Here is the full recipe with the numbers coming from BeerSmith2.

Oatmeal Coffee Stout:
3 Gallon, All Grain
IBUs - 31.2
SRM - 30.5
OG - 1.068
ABV - 7.2%

American 2 Row - 6 lb. (75%)
Flaked Oats - 12.8 oz. (10%)
Roasted Barley - 6.4 oz. (5%)
Chocolate Malt - 6.4 oz. (5%)
Crystal 80L - 6.4 oz. (5%)
Cascade - 1 oz. (60 minutes)
Willamette - 1 oz. (5 Minutes)
Safale US-05
2 Cups Cold Pressed Coffee added to Secondary

Any glaring issues? I feel like I'm getting to the point where I can just trust myself and stop annoying you guys with this stuff, but can't hurt to ask.
 
I think your recipe looks quite good, and will produce a nice, full-body, roasty, coffee-forward beer. I just brewed a similar coffee oatmeal stout myself.

You might want to consider switching out the Crystal 80 for 60L, 40L, or even 20L. You will already get a lot of roast coming through from the barley, chocolate malt, and the coffee itself.

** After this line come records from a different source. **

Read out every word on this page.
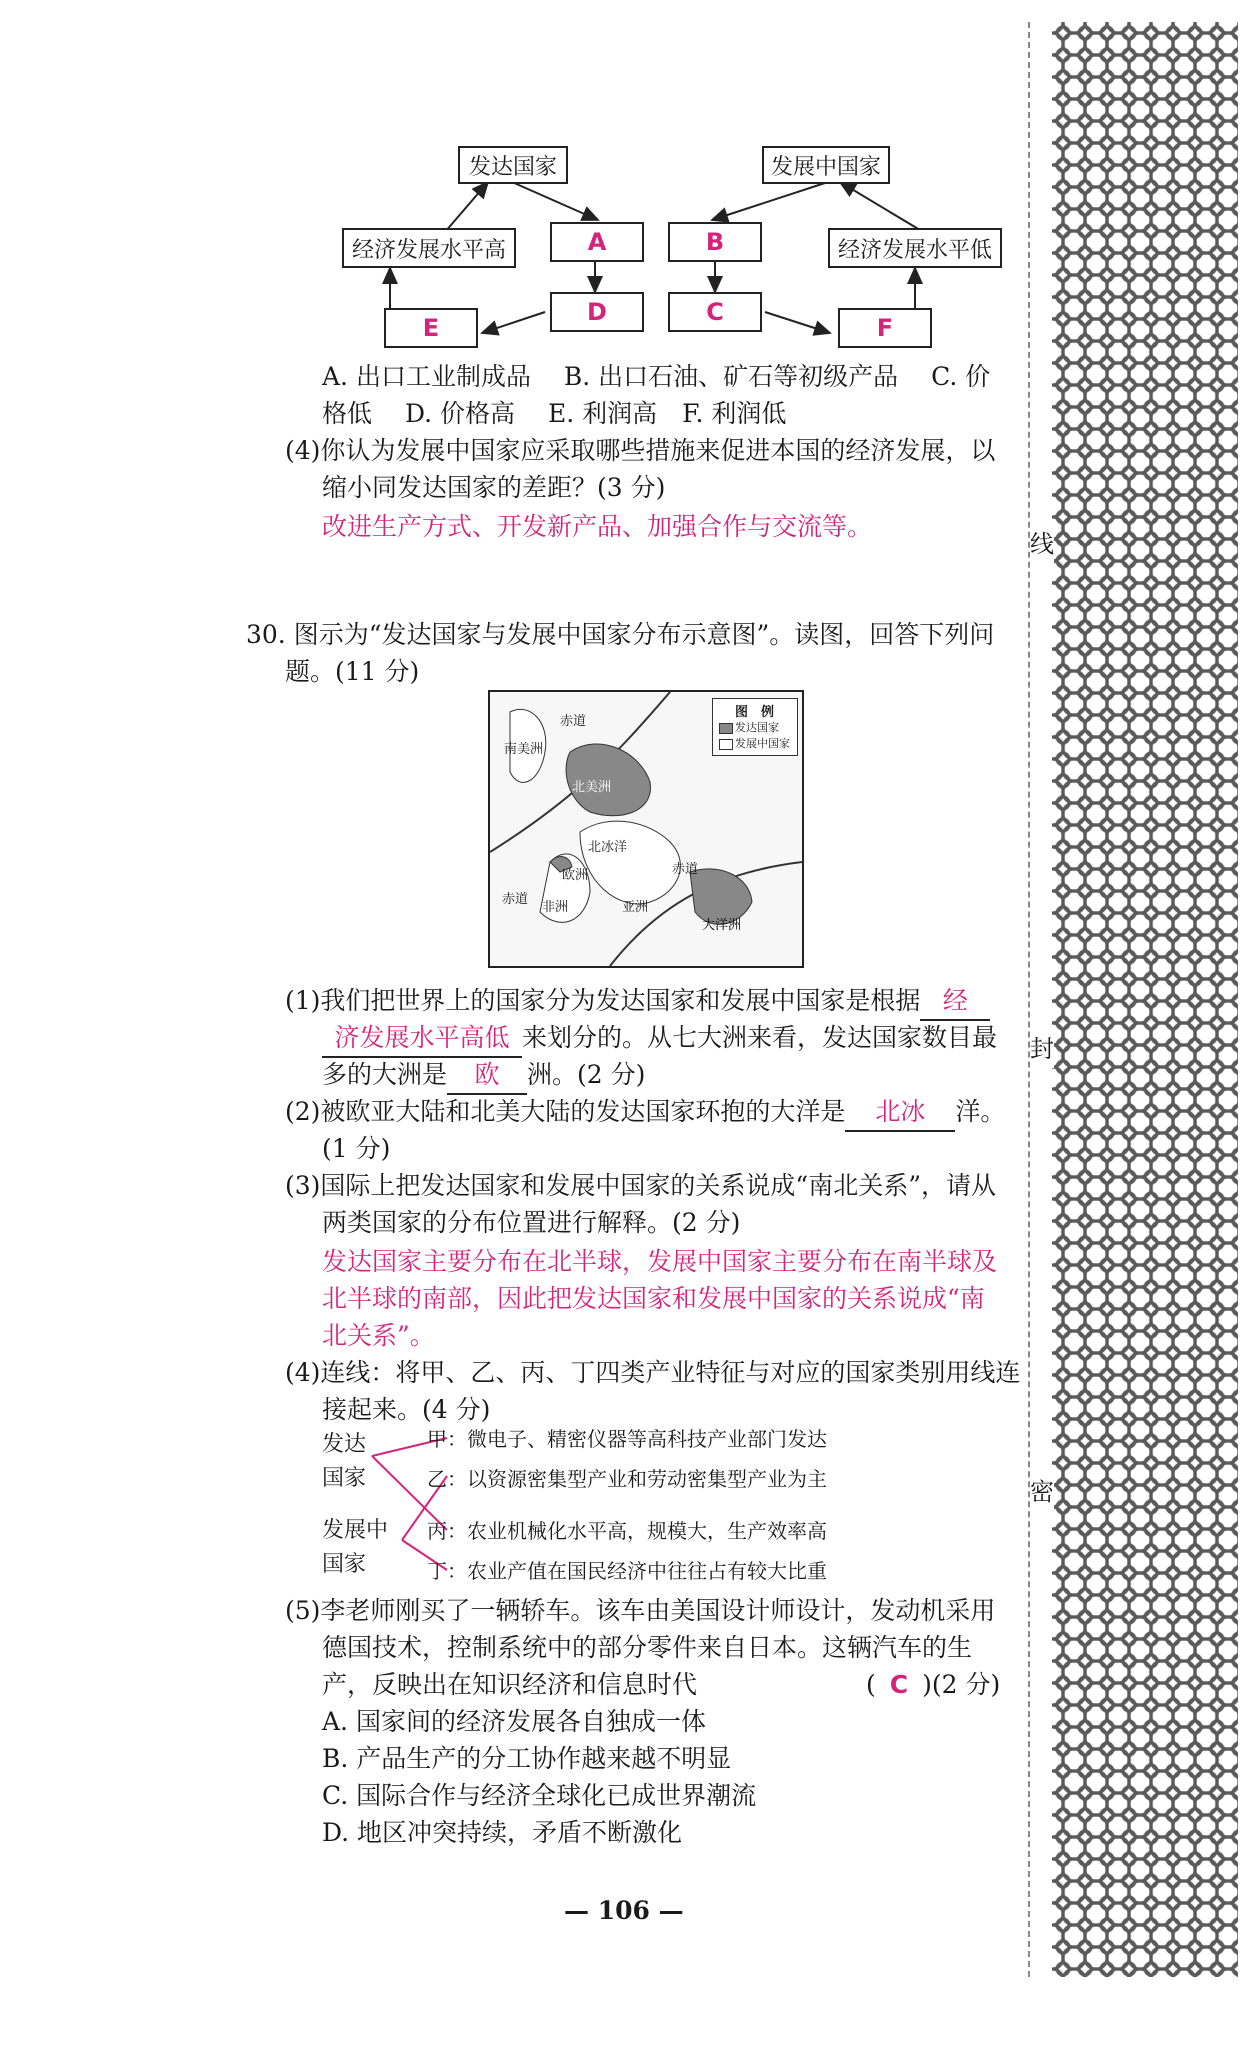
线
封
密
发达国家
经济发展水平高	A
D
E
发展中国家
B
C
经济发展水平低
F
A. 出口工业制成品　 B. 出口石油、矿石等初级产品　 C. 价
格低　 D. 价格高　 E. 利润高　F. 利润低
(4)你认为发展中国家应采取哪些措施来促进本国的经济发展，以
缩小同发达国家的差距？(3 分)
改进生产方式、开发新产品、加强合作与交流等。
30. 图示为“发达国家与发展中国家分布示意图”。读图，回答下列问
题。(11 分)
南美洲
赤道
北美洲
北冰洋
欧洲
非洲	亚洲
赤道
赤道
大洋洲
图　例
发达国家
发展中国家
(1)我们把世界上的国家分为发达国家和发展中国家是根据 经
济发展水平高低 来划分的。从七大洲来看，发达国家数目最
多的大洲是 欧 洲。(2 分)
(2)被欧亚大陆和北美大陆的发达国家环抱的大洋是 北冰 洋。
(1 分)
(3)国际上把发达国家和发展中国家的关系说成“南北关系”，请从
两类国家的分布位置进行解释。(2 分)
发达国家主要分布在北半球，发展中国家主要分布在南半球及
北半球的南部，因此把发达国家和发展中国家的关系说成“南
北关系”。
(4)连线：将甲、乙、丙、丁四类产业特征与对应的国家类别用线连
接起来。(4 分)
发达
国家
发展中
国家
甲：微电子、精密仪器等高科技产业部门发达
乙：以资源密集型产业和劳动密集型产业为主
丙：农业机械化水平高，规模大，生产效率高
丁：农业产值在国民经济中往往占有较大比重
(5)李老师刚买了一辆轿车。该车由美国设计师设计，发动机采用
德国技术，控制系统中的部分零件来自日本。这辆汽车的生
产，反映出在知识经济和信息时代	( C )(2 分)
A. 国家间的经济发展各自独成一体
B. 产品生产的分工协作越来越不明显
C. 国际合作与经济全球化已成世界潮流
D. 地区冲突持续，矛盾不断激化
— 106 —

Some lighter, slightly bready sweetness, might be a good contrast to that, and could highlight the oatmeal elements.

I think your hop selections are good too. Maybe increase the willamette to 10 or 15 minutes to moderate the hop aroma? It's an earthy-ish hop, though, so the flavors at 5 minutes might not be bad.

I used Irish Ale yeast, which was nice. American Ale yeast should work fine as well, it'll just be a touch cleaner, and perhaps slightly higher attenuating. Just a matter of preference there, you have plenty of good options.

Definitely no glaring issues.
 
Looks great to me! I am hoping to start brewing all grain myself because my local home brew supply shop's extract is quite expensive.